O, o yıllarda ıssız Trablus sahillerinden, geceleri karanlıklar içinde kaybolan şehirlerden, kasabalardan;  boydan boya sadece kara trenle geçilebilen ıssız Anadolu yollarından gelmişti. Atatürk’le gördüğümüz yer yani Karlovy vary aynı; fakat gördüklerimizi anlamlı kılacak yaşam koşullarımız tamamen farklı idi. Orada,  o mekânla yani Karlovy vary  ile ıssız, kıraç, sapsarı Anadolu düzlüklerini, geceleri karanlıklar içine gömülmüş Anadolu kasabalarını karşılaştıran Atatürk neler düşünmüştür? Neler hissetmiştir? Derin bir üzüntü mü, derin bir yıkılış mı, hiç bitmeyecek bir karamsarlık mı, yeni bir atılım mı?

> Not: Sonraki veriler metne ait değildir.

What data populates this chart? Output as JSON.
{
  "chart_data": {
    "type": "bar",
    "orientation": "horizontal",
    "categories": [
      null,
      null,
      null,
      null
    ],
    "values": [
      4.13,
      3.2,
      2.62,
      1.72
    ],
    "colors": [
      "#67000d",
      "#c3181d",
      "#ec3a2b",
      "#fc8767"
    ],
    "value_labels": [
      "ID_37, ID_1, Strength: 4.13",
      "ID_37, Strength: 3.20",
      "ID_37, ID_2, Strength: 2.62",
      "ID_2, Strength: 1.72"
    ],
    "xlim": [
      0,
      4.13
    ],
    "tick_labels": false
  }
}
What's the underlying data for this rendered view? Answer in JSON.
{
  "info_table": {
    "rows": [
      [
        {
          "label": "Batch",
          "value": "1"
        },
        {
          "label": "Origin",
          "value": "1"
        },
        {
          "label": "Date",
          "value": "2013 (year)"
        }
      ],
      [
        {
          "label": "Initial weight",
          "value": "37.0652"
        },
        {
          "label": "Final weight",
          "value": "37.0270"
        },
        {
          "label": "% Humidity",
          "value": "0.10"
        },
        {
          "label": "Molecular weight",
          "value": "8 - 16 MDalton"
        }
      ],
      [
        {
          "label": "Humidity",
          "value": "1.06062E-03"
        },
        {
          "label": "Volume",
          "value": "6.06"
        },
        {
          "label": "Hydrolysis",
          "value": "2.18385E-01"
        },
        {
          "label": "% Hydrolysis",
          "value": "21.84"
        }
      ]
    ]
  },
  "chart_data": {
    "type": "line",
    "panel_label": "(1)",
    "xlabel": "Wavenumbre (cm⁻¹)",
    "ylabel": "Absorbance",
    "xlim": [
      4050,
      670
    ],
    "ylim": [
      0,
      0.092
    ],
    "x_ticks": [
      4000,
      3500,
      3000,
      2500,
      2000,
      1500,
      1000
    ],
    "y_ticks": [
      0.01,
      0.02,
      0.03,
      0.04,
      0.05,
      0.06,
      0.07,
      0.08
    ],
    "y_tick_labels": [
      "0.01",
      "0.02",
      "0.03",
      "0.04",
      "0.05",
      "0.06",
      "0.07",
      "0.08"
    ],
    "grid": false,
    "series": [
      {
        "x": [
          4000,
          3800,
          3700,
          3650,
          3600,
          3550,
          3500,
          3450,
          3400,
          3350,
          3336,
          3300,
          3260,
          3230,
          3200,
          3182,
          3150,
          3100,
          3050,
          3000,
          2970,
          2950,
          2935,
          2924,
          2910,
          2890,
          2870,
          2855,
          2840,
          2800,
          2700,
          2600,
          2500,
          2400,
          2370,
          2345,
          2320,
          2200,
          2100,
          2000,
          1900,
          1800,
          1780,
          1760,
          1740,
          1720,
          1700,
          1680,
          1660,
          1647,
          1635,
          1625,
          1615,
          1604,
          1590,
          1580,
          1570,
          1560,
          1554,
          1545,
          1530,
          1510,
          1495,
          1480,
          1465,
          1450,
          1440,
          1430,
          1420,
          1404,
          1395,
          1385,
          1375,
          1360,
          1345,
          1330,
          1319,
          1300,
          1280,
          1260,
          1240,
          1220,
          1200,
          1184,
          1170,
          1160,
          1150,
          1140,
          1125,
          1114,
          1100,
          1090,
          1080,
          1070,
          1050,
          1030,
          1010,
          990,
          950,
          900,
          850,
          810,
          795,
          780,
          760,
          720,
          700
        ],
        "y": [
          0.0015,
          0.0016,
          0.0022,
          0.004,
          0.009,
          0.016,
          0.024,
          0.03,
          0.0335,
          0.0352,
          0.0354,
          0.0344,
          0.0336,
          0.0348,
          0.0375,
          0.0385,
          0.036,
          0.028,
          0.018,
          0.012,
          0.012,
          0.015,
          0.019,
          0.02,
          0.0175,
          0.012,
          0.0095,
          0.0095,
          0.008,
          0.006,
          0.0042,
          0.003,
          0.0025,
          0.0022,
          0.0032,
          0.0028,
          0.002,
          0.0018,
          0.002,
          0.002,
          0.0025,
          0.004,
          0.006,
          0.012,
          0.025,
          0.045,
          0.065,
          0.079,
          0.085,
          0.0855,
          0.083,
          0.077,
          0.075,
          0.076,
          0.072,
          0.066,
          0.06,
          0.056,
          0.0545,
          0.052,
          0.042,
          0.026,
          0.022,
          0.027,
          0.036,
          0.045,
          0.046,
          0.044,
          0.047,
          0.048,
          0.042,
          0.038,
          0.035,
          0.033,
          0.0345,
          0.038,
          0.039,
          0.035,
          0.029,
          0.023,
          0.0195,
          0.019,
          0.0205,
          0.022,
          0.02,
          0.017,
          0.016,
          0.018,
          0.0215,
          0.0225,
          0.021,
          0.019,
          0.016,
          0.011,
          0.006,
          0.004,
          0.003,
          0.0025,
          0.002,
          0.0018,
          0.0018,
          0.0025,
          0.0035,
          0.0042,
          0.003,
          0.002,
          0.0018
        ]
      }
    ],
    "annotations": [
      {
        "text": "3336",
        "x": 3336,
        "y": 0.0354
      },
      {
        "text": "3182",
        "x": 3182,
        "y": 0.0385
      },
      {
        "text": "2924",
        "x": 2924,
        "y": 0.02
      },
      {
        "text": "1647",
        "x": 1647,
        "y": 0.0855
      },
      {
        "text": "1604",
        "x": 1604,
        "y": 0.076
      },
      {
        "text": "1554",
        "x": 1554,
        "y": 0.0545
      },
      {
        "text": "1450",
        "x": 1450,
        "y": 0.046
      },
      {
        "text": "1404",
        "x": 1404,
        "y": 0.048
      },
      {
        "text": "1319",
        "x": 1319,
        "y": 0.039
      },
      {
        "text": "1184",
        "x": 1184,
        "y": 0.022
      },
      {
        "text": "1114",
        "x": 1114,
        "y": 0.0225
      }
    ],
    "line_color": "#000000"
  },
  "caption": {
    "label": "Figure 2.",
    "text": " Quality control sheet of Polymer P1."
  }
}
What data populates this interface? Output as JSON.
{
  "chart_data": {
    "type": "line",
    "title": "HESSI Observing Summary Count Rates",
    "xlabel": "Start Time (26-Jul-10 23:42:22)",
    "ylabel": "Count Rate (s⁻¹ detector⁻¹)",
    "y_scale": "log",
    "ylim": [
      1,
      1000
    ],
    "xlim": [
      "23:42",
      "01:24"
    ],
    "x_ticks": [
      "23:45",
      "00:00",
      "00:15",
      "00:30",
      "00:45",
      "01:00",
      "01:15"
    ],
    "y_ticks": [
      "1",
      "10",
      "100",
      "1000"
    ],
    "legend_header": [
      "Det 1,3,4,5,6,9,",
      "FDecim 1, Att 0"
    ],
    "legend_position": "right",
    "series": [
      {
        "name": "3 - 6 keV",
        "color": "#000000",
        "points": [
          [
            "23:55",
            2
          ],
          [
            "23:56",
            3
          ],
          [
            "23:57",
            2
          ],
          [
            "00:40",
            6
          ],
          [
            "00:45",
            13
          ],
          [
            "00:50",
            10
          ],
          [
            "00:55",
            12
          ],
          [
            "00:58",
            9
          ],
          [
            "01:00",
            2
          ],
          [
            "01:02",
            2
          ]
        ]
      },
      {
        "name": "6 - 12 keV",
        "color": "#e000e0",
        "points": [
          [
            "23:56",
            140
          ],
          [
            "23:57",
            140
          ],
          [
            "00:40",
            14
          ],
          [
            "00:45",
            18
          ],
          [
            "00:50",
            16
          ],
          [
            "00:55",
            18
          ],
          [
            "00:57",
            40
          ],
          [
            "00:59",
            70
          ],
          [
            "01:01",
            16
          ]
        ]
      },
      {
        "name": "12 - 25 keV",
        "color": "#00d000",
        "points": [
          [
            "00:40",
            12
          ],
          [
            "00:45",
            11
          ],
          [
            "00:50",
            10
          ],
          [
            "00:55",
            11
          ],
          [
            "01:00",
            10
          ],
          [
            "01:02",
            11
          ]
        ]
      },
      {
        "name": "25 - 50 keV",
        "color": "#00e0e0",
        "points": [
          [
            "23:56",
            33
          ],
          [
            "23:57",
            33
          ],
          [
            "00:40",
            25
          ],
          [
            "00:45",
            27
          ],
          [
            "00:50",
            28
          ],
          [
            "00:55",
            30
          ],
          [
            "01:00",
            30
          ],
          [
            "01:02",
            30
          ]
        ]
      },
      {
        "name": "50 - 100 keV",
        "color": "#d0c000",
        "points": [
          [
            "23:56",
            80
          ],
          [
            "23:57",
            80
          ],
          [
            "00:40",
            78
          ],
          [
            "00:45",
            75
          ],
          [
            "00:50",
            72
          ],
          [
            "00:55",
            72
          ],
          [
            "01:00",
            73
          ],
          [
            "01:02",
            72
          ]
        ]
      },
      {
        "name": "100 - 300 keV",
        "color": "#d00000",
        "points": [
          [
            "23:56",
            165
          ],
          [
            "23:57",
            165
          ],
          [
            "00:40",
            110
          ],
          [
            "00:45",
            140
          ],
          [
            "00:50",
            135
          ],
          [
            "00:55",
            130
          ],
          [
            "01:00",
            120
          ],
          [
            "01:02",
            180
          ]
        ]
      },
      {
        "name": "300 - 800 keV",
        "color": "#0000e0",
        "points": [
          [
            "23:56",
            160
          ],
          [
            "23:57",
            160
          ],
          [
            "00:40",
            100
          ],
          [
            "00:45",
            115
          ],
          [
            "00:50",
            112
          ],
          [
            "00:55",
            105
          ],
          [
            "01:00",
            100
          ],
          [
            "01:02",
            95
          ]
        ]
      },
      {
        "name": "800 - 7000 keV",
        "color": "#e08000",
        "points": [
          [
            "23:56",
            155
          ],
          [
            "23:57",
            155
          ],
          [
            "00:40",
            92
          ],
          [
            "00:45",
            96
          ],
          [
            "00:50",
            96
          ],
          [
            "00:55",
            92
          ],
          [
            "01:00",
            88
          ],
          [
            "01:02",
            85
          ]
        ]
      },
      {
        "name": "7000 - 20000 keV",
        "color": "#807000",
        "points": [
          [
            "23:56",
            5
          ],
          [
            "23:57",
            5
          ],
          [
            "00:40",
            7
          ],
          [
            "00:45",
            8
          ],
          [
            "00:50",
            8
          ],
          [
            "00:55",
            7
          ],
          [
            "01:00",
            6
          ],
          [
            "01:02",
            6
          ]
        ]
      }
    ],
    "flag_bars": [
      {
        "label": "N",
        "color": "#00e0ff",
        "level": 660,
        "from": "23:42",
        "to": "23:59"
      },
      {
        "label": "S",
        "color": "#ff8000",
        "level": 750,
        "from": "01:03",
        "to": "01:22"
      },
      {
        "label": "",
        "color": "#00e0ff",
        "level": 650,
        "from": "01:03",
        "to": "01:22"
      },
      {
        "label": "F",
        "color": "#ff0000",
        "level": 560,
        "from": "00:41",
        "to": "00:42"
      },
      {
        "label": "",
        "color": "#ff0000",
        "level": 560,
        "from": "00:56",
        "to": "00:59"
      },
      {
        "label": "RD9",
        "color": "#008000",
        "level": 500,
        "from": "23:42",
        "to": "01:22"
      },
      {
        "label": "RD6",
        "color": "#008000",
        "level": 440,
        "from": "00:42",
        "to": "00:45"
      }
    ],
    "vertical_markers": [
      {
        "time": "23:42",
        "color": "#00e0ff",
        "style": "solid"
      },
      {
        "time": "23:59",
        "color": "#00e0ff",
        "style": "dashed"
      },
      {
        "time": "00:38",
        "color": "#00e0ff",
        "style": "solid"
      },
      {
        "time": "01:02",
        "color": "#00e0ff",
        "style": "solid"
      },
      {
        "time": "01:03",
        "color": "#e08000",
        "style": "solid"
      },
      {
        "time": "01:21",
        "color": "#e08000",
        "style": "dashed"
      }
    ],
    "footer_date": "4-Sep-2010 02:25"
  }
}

Bilmiyorum; ama sonra kurduğu yeni devlete ve özlediği bilim ışığına bakarak tahmin edebiliyorum. Çene kemiklerinin ısıldığını, yurtsever bir Paşa olarak memleketi için projeler düşündüğünü, hayaller kurduğunu düşünebiliyorum.

Kafkasya’da esir düşen subaylarımızı, Yemen çöllerinde bir kızını, bir oğlunu, karısını kaybeden ve yolluk parası sağlayabilmek için Harput’taki bahçelerini satan subayımızı; Karacasu’dan Galiçyalara giden, gazi olan sonra da babasına aldırdığı atla Karacasu’dan başlayıp Uzunköprü’ye kadar savaşa savaşa giden Gazi Osman Akhan’ı;  yeni bir devlet kurmakla kalmayıp halkına :”Hayatta en hakiki mürşit ilimdir.” diyebilen başkomutanları Gazi Mustafa Kemal Paşa’yı, bugün, 10 Kasım günü çok daha dikkatle düşünüyorum.

Anadolu insanının, Anadolu aydınlarının özellikle 1877-1922 arasındaki 45 yıllık zaman dilimini ne kadar acılı yaşadıklarını Balkanlarda, Kafkaslarda, Yemenlerde, Çanakkalelerde, Dumlupınarlarda yüzbinlerce memleket evladının nasıl yok olduğunu anlamadan, o günlerin aydınlarının da en az bizim kadar vatansever olduklarını kabul etmeden neyi anlayabiliriz ki!

Sonuçsuz, mesnetsiz, bilgisiz, insafsız, öznel tartışmalarla 100 yıl sonra konuşmak ne kadar da kolay, bir düşünsek ya!

Televizyon ekranlarında konuşurken şehitlere, gazilere, Cumhuriyet’i kuranların niyetlerine saygısızlık ediyor muyum diye bir öz kontrol kuramayanlara,

Çağdaş, demokratik bir yönetim kurulmasına benim katkım ne diye öz eleştiri yapamayanlara, bırakın bunları, ben kendim demokrat bir insan mıyım diye soramayanlara ne demeli?

Bu sebeplerle yüzbinlerce şehidimize, gazimize ve onların önderlerine karşı çok insani bir duyguyla kendimi borçlu hissediyorum. Gelecek kuşaklar için çağdaş bir toplum inşasında ben neler yapabilirim diye düşünüyorum. Bilimde teknikte, ekonomide, argede yarışalım diyorum; çenede değil!

Teşekkür ediyorum bütün cephelerde bizim için şehit düşenlere, bütün bir hayatı bizim için gazi olarak yaşayanlara, geçmişte ve günümüzde yani bütün zamanlarda bu vatana katkı sağlamak için çalışan; gecelerini gündüzlerini feda eden herkese teşekkür ediyorum. Atatürk’ün öncülüğünde yeni devleti demokratik, çağdaş bir Cumhuriyet özlemiyle kuran nesle saygı duyuyorum.    

 

 

Not: Karacasu Diye Diye isimli eserimizden alınmıştır.